Dio salva tutti indistintamente
Commento al Vangelo di don Simone Calabria
Nel Vangelo di oggi vediamo una madre straniera, Cananèa, intelligente e combattiva, forte, che non si arrende di fronte ai silenzi e alle risposte brusche di Gesù, che piange addolorata per la sofferenza della figlia. Quale genere di sofferenza? Una sofferenza spirituale, una malattia dello spirito.
Quante madri piangono per una ragione come questa? Per la malattia spirituale dei loro figli.
La malattia spirituale della nostra gioventù: un’indifferenza verso la verità, un’indifferenza per la ricerca della verità.
La conseguenza di ciò è un’aridità, un irrigidimento dello spirito. Scetticismo, indifferenza: il dubbio non è lo stimolo a cercare, ma il pretesto per non andare oltre, per non impegnarsi con la verità, caso mai accadesse di scoprirla. Si dubita di tutto, eccetto di ciò che ci fa comodo.
Vediamo anche un’incomprensibile e ostinata indifferenza da parte di Gesù: “Non sono stato mandato se non alle pecore perdute della casa d’Israele”. Perché questa insensibilità proprio nel cuore di Colui che sa perfino scrutare i cuori di coloro che incontra? Ma è davvero insensibile al dolore di questa madre? La donna non abbandona la scena, non si arrende, ma rilancia. Sbarra il passo a Gesù, si butta a terra davanti a lui e dice: “Signore, aiutami”.
Gesù replica con una parola ancora più dura: “Non è bene prendere il pane dei figli e gettarlo ai cagnolini”. I pagani, erano chiamati “cani” e disprezzati come tali.
E qui arriva la risposta geniale della donna: “è vero, Signore, eppure i cagnolini mangiano le briciole che cadono dalla tavola dei loro padroni”.
È la svolta del racconto. Questa immagine illumina Gesù. Nel regno di Dio, non ci sono figli e non, uomini e cani. Ma solo fame e figli da saziare, e figli sono anche quelli che pregano un altro Dio.
“Allora Gesù le replicò: Donna, grande è la tua fede!: Lei che non va al tempio, che non legge i Profeti, che prega gli idoli cananei, è proclamata grande nella fede. Lei sa che il dolore è sacro, che le lacrime convocano tutta la compassione di Dio; che la persona, con la sua sofferenza, viene prima della religione.
Il silenzio di Gesù, la Sua apparente indifferenza aveva uno scopo.
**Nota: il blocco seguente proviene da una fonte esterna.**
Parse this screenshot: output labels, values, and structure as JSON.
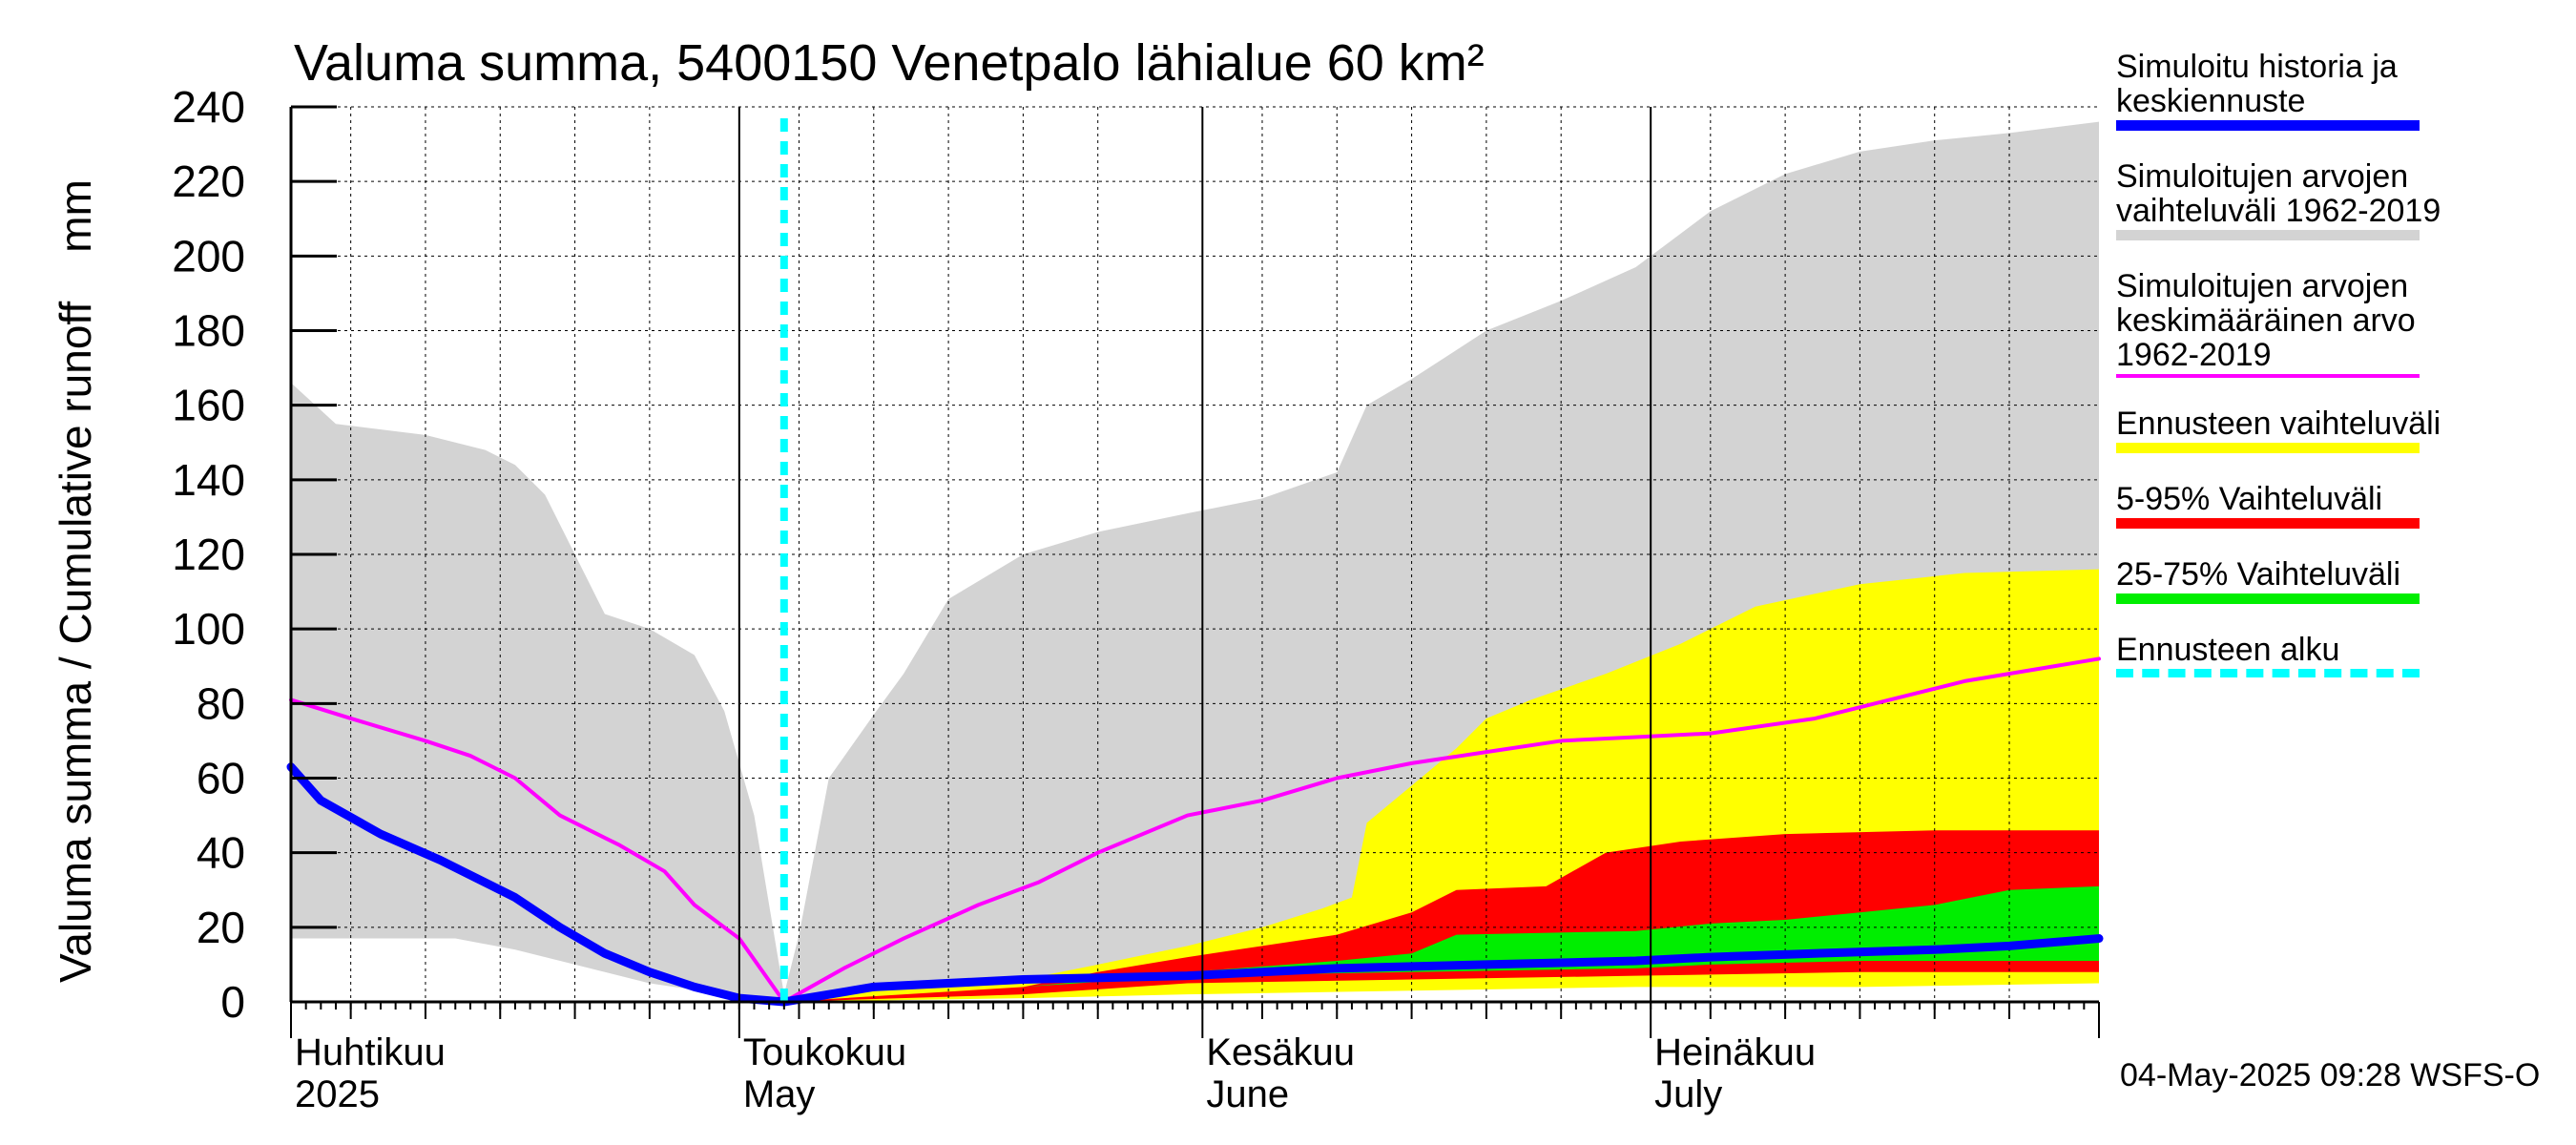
{
  "chart_data": {
    "type": "area",
    "title": "Valuma summa, 5400150 Venetpalo lähialue 60 km²",
    "ylabel": "Valuma summa / Cumulative runoff    mm",
    "ylim": [
      0,
      240
    ],
    "yticks": [
      0,
      20,
      40,
      60,
      80,
      100,
      120,
      140,
      160,
      180,
      200,
      220,
      240
    ],
    "xlim": [
      "2025-04-01",
      "2025-07-31"
    ],
    "grid": true,
    "month_labels": [
      {
        "fi": "Huhtikuu",
        "en": "2025",
        "date": "2025-04-01"
      },
      {
        "fi": "Toukokuu",
        "en": "May",
        "date": "2025-05-01"
      },
      {
        "fi": "Kesäkuu",
        "en": "June",
        "date": "2025-06-01"
      },
      {
        "fi": "Heinäkuu",
        "en": "July",
        "date": "2025-07-01"
      }
    ],
    "forecast_start": "2025-05-04",
    "series": [
      {
        "name": "Simuloitujen arvojen vaihteluväli 1962-2019",
        "kind": "band",
        "color": "#d3d3d3",
        "upper": [
          [
            "2025-04-01",
            166
          ],
          [
            "2025-04-04",
            155
          ],
          [
            "2025-04-10",
            152
          ],
          [
            "2025-04-14",
            148
          ],
          [
            "2025-04-16",
            144
          ],
          [
            "2025-04-18",
            136
          ],
          [
            "2025-04-20",
            120
          ],
          [
            "2025-04-22",
            104
          ],
          [
            "2025-04-25",
            100
          ],
          [
            "2025-04-28",
            93
          ],
          [
            "2025-04-30",
            78
          ],
          [
            "2025-05-02",
            50
          ],
          [
            "2025-05-04",
            2
          ],
          [
            "2025-05-05",
            18
          ],
          [
            "2025-05-07",
            60
          ],
          [
            "2025-05-10",
            77
          ],
          [
            "2025-05-12",
            88
          ],
          [
            "2025-05-15",
            108
          ],
          [
            "2025-05-20",
            120
          ],
          [
            "2025-05-25",
            126
          ],
          [
            "2025-05-31",
            131
          ],
          [
            "2025-06-05",
            135
          ],
          [
            "2025-06-10",
            142
          ],
          [
            "2025-06-12",
            160
          ],
          [
            "2025-06-15",
            167
          ],
          [
            "2025-06-20",
            180
          ],
          [
            "2025-06-25",
            188
          ],
          [
            "2025-06-30",
            197
          ],
          [
            "2025-07-05",
            212
          ],
          [
            "2025-07-10",
            222
          ],
          [
            "2025-07-15",
            228
          ],
          [
            "2025-07-20",
            231
          ],
          [
            "2025-07-25",
            233
          ],
          [
            "2025-07-31",
            236
          ]
        ],
        "lower": [
          [
            "2025-04-01",
            17
          ],
          [
            "2025-04-12",
            17
          ],
          [
            "2025-04-16",
            14
          ],
          [
            "2025-04-20",
            10
          ],
          [
            "2025-04-25",
            5
          ],
          [
            "2025-04-30",
            2
          ],
          [
            "2025-05-04",
            0
          ],
          [
            "2025-05-10",
            1
          ],
          [
            "2025-05-20",
            2
          ],
          [
            "2025-05-31",
            4
          ],
          [
            "2025-06-15",
            6
          ],
          [
            "2025-06-30",
            8
          ],
          [
            "2025-07-15",
            10
          ],
          [
            "2025-07-31",
            11
          ]
        ]
      },
      {
        "name": "Ennusteen vaihteluväli",
        "kind": "band",
        "color": "#ffff00",
        "upper": [
          [
            "2025-05-04",
            0
          ],
          [
            "2025-05-10",
            3
          ],
          [
            "2025-05-20",
            6
          ],
          [
            "2025-05-25",
            10
          ],
          [
            "2025-05-31",
            15
          ],
          [
            "2025-06-05",
            20
          ],
          [
            "2025-06-09",
            25
          ],
          [
            "2025-06-11",
            28
          ],
          [
            "2025-06-12",
            48
          ],
          [
            "2025-06-15",
            58
          ],
          [
            "2025-06-18",
            68
          ],
          [
            "2025-06-20",
            76
          ],
          [
            "2025-06-23",
            81
          ],
          [
            "2025-06-28",
            88
          ],
          [
            "2025-07-03",
            96
          ],
          [
            "2025-07-08",
            106
          ],
          [
            "2025-07-15",
            112
          ],
          [
            "2025-07-22",
            115
          ],
          [
            "2025-07-31",
            116
          ]
        ],
        "lower": [
          [
            "2025-05-04",
            0
          ],
          [
            "2025-05-20",
            1
          ],
          [
            "2025-05-31",
            2
          ],
          [
            "2025-06-15",
            3
          ],
          [
            "2025-06-30",
            4
          ],
          [
            "2025-07-15",
            4
          ],
          [
            "2025-07-31",
            5
          ]
        ]
      },
      {
        "name": "5-95% Vaihteluväli",
        "kind": "band",
        "color": "#ff0000",
        "upper": [
          [
            "2025-05-04",
            0
          ],
          [
            "2025-05-20",
            4
          ],
          [
            "2025-05-25",
            8
          ],
          [
            "2025-05-31",
            12
          ],
          [
            "2025-06-05",
            15
          ],
          [
            "2025-06-10",
            18
          ],
          [
            "2025-06-15",
            24
          ],
          [
            "2025-06-18",
            30
          ],
          [
            "2025-06-24",
            31
          ],
          [
            "2025-06-28",
            40
          ],
          [
            "2025-07-03",
            43
          ],
          [
            "2025-07-10",
            45
          ],
          [
            "2025-07-20",
            46
          ],
          [
            "2025-07-31",
            46
          ]
        ],
        "lower": [
          [
            "2025-05-04",
            0
          ],
          [
            "2025-05-20",
            2
          ],
          [
            "2025-05-31",
            5
          ],
          [
            "2025-06-15",
            6
          ],
          [
            "2025-06-30",
            7
          ],
          [
            "2025-07-15",
            8
          ],
          [
            "2025-07-31",
            8
          ]
        ]
      },
      {
        "name": "25-75% Vaihteluväli",
        "kind": "band",
        "color": "#00ee00",
        "upper": [
          [
            "2025-05-04",
            0
          ],
          [
            "2025-05-20",
            4
          ],
          [
            "2025-05-31",
            8
          ],
          [
            "2025-06-10",
            11
          ],
          [
            "2025-06-15",
            13
          ],
          [
            "2025-06-18",
            18
          ],
          [
            "2025-06-30",
            19
          ],
          [
            "2025-07-05",
            21
          ],
          [
            "2025-07-10",
            22
          ],
          [
            "2025-07-15",
            24
          ],
          [
            "2025-07-20",
            26
          ],
          [
            "2025-07-25",
            30
          ],
          [
            "2025-07-31",
            31
          ]
        ],
        "lower": [
          [
            "2025-05-04",
            0
          ],
          [
            "2025-05-20",
            4
          ],
          [
            "2025-05-31",
            7
          ],
          [
            "2025-06-15",
            8
          ],
          [
            "2025-06-30",
            9
          ],
          [
            "2025-07-05",
            10
          ],
          [
            "2025-07-15",
            11
          ],
          [
            "2025-07-31",
            11
          ]
        ]
      },
      {
        "name": "Simuloitujen arvojen keskimääräinen arvo 1962-2019",
        "kind": "line",
        "color": "#ff00ff",
        "points": [
          [
            "2025-04-01",
            81
          ],
          [
            "2025-04-05",
            76
          ],
          [
            "2025-04-10",
            70
          ],
          [
            "2025-04-13",
            66
          ],
          [
            "2025-04-16",
            60
          ],
          [
            "2025-04-19",
            50
          ],
          [
            "2025-04-23",
            42
          ],
          [
            "2025-04-26",
            35
          ],
          [
            "2025-04-28",
            26
          ],
          [
            "2025-05-01",
            17
          ],
          [
            "2025-05-04",
            0
          ],
          [
            "2025-05-08",
            9
          ],
          [
            "2025-05-12",
            17
          ],
          [
            "2025-05-17",
            26
          ],
          [
            "2025-05-21",
            32
          ],
          [
            "2025-05-25",
            40
          ],
          [
            "2025-05-31",
            50
          ],
          [
            "2025-06-05",
            54
          ],
          [
            "2025-06-10",
            60
          ],
          [
            "2025-06-15",
            64
          ],
          [
            "2025-06-20",
            67
          ],
          [
            "2025-06-25",
            70
          ],
          [
            "2025-06-30",
            71
          ],
          [
            "2025-07-05",
            72
          ],
          [
            "2025-07-12",
            76
          ],
          [
            "2025-07-16",
            80
          ],
          [
            "2025-07-22",
            86
          ],
          [
            "2025-07-28",
            90
          ],
          [
            "2025-07-31",
            92
          ]
        ]
      },
      {
        "name": "Simuloitu historia ja keskiennuste",
        "kind": "line",
        "color": "#0000ff",
        "points": [
          [
            "2025-04-01",
            63
          ],
          [
            "2025-04-03",
            54
          ],
          [
            "2025-04-07",
            45
          ],
          [
            "2025-04-11",
            38
          ],
          [
            "2025-04-13",
            34
          ],
          [
            "2025-04-16",
            28
          ],
          [
            "2025-04-19",
            20
          ],
          [
            "2025-04-22",
            13
          ],
          [
            "2025-04-25",
            8
          ],
          [
            "2025-04-28",
            4
          ],
          [
            "2025-05-01",
            1
          ],
          [
            "2025-05-04",
            0
          ],
          [
            "2025-05-10",
            4
          ],
          [
            "2025-05-20",
            6
          ],
          [
            "2025-05-31",
            7
          ],
          [
            "2025-06-10",
            9
          ],
          [
            "2025-06-20",
            10
          ],
          [
            "2025-06-30",
            11
          ],
          [
            "2025-07-05",
            12
          ],
          [
            "2025-07-12",
            13
          ],
          [
            "2025-07-20",
            14
          ],
          [
            "2025-07-25",
            15
          ],
          [
            "2025-07-31",
            17
          ]
        ]
      }
    ]
  },
  "legend": [
    {
      "label": "Simuloitu historia ja\nkeskiennuste",
      "color": "#0000ff",
      "style": "thick-line"
    },
    {
      "label": "Simuloitujen arvojen\nvaihteluväli 1962-2019",
      "color": "#d3d3d3",
      "style": "thick-line"
    },
    {
      "label": "Simuloitujen arvojen\nkeskimääräinen arvo\n   1962-2019",
      "color": "#ff00ff",
      "style": "thin-line"
    },
    {
      "label": "Ennusteen vaihteluväli",
      "color": "#ffff00",
      "style": "thick-line"
    },
    {
      "label": "5-95% Vaihteluväli",
      "color": "#ff0000",
      "style": "thick-line"
    },
    {
      "label": "25-75% Vaihteluväli",
      "color": "#00ee00",
      "style": "thick-line"
    },
    {
      "label": "Ennusteen alku",
      "color": "#00ffff",
      "style": "dashed-line"
    }
  ],
  "timestamp": "04-May-2025 09:28 WSFS-O"
}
Quel silenzio ha permesso che l’animo della donna si manifestasse apertamente, ha permesso che la preghiera diventasse grido, un’implorazione accorata, fatta con tutte le forze. La preghiera, per questa donna, è espressione della sua fede, della sua religiosità, in quanto coscienza della dipendenza da Dio.
La preghiera è renderci conto di che cosa “siamo”, è questa consapevolezza che ci fa commuovere.
Il punto più alto della preghiera non è l’estasi, ma vedere il fondo come si vedono le cose solite. «Ti ha messo alla prova per sapere cosa avevi nel cuore».
Quelle che noi molte volte consideriamo prove ingiuste; quel silenzio di Dio nei confronti dei nostri dolori, delle nostre sofferenze, che fa vacillare a volte la nostra fede nella Sua giustizia e bontà, questo percepire il Mistero (Dio) come lontano, è che c’è in noi un distacco tra ragione ed esperienza.
Che cosa ha fatto e continua a fare il Mistero per aiutarci a vincere questo distacco, per evitare che Dio sia percepito da noi come lontano, astratto? Come Dio ha sfondato questa lontananza? Incarnandosi, facendosi carne per condividere la nostra umanità.
Questa, allora, è in realtà la prova, il cammino che Gesù vuole farci percorrere per condurci al porto della salvezza. Poiché Egli sa che cosa è veramente bene per noi. Amen!